ETA: Megan Crewe showed me THIS LINK to an awesome list on GR!


  1. Heather Ponzer says:

    Covers are so important. My biggest pet peeve is using real people on covers. I hate, hate, hate it.

    • veschwab says:

      Do you mean photographs as opposed to illustrations, or recognizable people? Alas, covers are INCREDIBLY important, and authors have little to no say in them. Nature of the game. And I do think a photographic cover with static type can still be lovely and successful, there’s just a special place in my heart reserved for typographically active ones 🙂

      • Heather Ponzer says:

        I mean close-ups using real people or even too realistic drawings too. It just feels like someone’s infringing on my creative rights as a reader. (Cause they’re my characters, obviously)

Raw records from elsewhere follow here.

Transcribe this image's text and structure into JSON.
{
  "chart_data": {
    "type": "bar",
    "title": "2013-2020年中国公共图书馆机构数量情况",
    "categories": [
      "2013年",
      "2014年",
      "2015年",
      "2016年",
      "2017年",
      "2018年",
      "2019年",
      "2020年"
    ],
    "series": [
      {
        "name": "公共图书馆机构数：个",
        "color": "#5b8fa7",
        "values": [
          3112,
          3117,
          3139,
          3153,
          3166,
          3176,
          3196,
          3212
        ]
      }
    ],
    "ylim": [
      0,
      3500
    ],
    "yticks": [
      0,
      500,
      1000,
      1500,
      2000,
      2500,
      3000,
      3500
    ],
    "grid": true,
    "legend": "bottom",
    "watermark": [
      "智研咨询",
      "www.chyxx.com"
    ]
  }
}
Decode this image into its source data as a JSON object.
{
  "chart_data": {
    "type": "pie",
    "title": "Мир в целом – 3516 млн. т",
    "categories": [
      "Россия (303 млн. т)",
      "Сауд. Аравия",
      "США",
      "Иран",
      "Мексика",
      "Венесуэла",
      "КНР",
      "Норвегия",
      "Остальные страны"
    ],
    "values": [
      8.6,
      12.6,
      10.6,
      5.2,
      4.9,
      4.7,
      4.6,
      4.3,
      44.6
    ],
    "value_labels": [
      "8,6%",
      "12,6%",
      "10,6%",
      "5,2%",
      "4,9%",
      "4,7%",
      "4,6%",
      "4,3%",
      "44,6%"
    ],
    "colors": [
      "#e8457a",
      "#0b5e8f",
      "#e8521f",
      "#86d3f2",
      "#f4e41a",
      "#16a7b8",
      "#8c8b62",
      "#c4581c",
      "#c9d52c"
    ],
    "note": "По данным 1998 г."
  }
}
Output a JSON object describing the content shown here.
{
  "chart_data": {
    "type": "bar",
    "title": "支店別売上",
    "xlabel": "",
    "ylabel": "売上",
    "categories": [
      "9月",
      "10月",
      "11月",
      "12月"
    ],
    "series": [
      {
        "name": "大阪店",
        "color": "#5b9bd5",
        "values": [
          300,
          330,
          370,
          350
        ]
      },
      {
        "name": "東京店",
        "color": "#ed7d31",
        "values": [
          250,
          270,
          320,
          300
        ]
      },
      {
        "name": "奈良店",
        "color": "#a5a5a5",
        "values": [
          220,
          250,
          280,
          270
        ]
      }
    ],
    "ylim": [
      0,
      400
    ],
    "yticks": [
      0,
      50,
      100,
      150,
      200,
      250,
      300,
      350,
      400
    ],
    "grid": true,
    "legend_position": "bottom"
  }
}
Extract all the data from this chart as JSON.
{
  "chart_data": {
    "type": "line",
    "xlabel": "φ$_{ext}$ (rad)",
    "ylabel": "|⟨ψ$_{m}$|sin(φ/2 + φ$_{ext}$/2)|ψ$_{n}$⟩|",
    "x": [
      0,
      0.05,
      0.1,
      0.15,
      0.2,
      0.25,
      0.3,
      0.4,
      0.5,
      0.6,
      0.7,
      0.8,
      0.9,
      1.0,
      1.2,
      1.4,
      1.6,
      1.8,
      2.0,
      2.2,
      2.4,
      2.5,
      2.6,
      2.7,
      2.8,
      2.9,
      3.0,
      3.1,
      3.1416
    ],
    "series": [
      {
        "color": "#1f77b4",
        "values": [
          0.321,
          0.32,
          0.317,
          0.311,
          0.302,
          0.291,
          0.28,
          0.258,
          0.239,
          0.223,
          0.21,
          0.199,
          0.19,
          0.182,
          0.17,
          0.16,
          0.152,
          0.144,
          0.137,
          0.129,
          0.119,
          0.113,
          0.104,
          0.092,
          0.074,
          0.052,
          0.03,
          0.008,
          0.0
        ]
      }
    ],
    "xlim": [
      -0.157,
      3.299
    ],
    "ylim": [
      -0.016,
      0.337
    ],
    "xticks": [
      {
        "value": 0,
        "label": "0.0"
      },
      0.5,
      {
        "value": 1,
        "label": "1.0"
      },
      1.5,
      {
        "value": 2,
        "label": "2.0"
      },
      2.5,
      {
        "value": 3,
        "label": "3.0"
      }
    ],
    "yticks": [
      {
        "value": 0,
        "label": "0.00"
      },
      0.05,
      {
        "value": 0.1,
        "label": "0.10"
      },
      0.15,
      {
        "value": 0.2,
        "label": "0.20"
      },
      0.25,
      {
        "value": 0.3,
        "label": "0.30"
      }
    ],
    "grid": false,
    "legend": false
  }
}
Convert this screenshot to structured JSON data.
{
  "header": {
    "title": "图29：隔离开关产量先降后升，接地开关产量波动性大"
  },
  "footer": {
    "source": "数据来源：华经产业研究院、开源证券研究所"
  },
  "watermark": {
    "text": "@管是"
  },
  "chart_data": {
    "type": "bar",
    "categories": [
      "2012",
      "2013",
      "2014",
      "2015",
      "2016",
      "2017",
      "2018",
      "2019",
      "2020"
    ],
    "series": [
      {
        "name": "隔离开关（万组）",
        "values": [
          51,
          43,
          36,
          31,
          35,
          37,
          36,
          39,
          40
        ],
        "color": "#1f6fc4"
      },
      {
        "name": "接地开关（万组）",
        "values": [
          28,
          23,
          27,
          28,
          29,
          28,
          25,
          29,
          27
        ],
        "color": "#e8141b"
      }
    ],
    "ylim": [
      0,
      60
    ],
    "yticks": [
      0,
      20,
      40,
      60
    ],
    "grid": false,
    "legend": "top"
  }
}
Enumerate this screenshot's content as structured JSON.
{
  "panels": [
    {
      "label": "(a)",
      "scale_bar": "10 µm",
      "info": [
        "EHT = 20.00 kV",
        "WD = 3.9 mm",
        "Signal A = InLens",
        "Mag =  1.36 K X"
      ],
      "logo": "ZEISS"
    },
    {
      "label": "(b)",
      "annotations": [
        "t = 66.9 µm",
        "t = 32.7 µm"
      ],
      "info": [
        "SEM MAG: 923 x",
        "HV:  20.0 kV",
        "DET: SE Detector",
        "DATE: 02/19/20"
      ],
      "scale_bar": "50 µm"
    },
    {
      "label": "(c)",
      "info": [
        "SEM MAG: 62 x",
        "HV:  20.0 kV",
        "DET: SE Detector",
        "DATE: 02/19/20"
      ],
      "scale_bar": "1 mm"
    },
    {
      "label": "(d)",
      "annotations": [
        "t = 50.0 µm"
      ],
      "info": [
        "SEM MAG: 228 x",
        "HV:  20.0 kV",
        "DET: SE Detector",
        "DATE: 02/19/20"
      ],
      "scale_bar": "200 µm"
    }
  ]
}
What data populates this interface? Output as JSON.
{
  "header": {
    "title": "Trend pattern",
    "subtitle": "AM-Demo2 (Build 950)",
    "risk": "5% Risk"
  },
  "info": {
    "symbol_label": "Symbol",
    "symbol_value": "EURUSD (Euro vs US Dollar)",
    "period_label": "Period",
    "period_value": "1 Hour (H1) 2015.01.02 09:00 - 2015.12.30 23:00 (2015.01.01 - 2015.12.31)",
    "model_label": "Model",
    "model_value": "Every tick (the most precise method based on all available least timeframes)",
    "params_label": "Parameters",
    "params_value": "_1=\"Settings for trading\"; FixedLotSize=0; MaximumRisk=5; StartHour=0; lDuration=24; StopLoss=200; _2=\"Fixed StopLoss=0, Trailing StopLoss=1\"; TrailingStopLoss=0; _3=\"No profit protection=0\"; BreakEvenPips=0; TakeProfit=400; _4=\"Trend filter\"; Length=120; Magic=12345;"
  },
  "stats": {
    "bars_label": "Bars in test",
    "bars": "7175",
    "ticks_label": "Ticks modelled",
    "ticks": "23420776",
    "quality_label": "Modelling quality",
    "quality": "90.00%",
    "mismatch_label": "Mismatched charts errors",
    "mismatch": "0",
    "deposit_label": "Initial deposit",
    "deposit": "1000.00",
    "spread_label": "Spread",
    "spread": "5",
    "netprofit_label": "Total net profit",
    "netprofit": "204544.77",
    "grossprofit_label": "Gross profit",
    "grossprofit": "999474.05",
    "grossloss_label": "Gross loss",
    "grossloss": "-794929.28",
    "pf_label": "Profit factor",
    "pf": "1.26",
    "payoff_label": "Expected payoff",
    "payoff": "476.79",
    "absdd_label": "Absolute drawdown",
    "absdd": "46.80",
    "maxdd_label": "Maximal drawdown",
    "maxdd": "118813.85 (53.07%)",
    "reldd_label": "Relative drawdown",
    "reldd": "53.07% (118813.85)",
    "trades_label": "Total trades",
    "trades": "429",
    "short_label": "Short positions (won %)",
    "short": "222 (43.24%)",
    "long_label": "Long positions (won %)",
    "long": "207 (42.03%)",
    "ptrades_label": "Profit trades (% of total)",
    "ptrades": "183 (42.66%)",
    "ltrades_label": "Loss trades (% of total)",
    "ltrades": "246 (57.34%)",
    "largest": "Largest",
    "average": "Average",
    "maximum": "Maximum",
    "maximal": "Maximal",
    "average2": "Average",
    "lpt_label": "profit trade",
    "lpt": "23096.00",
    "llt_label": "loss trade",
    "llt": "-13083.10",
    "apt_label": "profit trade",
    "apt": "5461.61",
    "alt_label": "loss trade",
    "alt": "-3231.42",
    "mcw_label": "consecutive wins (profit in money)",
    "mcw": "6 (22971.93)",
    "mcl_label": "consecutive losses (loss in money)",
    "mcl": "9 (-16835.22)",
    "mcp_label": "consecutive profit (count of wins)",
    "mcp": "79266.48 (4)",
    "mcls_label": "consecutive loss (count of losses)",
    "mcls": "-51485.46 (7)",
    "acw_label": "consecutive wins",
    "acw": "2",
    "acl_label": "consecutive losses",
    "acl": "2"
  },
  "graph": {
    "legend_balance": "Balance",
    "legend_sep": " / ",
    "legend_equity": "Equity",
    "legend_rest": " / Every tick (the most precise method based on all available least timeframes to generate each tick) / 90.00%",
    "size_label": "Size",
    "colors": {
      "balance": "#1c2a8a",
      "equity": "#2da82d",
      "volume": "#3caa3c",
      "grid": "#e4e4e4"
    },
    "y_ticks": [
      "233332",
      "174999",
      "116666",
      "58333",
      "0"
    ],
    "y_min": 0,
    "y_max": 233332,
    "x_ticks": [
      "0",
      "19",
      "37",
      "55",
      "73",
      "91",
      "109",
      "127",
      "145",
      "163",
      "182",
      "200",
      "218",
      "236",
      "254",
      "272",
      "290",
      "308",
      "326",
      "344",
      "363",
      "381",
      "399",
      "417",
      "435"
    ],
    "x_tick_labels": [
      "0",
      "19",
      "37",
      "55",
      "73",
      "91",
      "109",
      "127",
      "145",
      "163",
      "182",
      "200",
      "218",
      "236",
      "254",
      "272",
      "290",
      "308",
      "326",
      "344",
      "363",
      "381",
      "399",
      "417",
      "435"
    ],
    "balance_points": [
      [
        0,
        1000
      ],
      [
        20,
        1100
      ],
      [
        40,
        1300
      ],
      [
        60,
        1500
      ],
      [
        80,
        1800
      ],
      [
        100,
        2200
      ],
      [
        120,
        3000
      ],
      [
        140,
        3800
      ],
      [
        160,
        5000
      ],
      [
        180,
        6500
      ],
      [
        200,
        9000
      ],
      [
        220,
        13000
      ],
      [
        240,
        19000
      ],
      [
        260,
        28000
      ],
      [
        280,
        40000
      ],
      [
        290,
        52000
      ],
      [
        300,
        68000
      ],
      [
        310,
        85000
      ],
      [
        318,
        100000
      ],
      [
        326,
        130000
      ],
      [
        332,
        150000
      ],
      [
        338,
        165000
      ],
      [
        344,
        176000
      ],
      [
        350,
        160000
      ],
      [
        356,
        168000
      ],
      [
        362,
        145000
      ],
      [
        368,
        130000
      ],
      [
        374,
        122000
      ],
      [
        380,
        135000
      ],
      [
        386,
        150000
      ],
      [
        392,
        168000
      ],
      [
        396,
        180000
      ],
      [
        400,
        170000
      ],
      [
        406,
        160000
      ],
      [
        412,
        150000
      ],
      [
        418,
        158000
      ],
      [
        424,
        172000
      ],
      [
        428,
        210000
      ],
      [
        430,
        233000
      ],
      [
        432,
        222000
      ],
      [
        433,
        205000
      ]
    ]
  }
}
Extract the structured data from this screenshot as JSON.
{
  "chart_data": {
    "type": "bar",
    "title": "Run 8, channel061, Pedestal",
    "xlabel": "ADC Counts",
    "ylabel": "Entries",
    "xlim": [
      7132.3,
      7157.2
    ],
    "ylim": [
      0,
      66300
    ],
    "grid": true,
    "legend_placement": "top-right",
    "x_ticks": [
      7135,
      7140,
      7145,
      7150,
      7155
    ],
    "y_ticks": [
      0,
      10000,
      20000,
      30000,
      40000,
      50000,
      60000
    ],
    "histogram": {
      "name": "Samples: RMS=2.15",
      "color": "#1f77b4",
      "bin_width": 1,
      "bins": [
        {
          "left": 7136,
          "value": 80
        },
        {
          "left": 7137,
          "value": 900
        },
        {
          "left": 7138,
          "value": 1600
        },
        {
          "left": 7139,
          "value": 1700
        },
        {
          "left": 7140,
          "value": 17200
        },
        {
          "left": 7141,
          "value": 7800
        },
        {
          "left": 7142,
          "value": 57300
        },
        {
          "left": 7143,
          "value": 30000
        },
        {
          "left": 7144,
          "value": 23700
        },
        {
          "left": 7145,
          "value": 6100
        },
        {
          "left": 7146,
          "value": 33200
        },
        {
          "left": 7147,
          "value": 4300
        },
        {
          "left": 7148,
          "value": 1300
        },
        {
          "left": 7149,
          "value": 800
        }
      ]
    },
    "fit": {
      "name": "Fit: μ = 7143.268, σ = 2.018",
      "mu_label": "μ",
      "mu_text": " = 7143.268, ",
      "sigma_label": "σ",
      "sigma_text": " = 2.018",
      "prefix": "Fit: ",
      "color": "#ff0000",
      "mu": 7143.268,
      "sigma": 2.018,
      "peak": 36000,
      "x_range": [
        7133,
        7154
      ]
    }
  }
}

        Those covers are very cool. I can’t believe authors have so little say! That is insane to me.

  2. Katie says:

    That Cover Girl has a special place in her heart for Sad Girls in Pretty Dresses; ie, they’re awful and overused. I’m a big fan of typography based covers, especially ones that are done extremely well.

  3. Lori says:

    I like typography covers! The original Delirum cover was so great. Now I don’t like the new one as much. =\ I think it would be great to see more of this in YA. Typography really leaves more to the imagination but it’s still eye catching (like The Way We Fall <3).

  4. Tracking YA cover design trends is amusing. “Pink is the new purple.” “We just did an entire display of covers with a single giant eye staring out at the viewer.” &c.

    Many librarians are typography geeks, too. 😀

  5. Jade says:

    It’s not a recent cover, but the Australian version of Liar by Justine Larbalestier has always been one of my absolute favourites.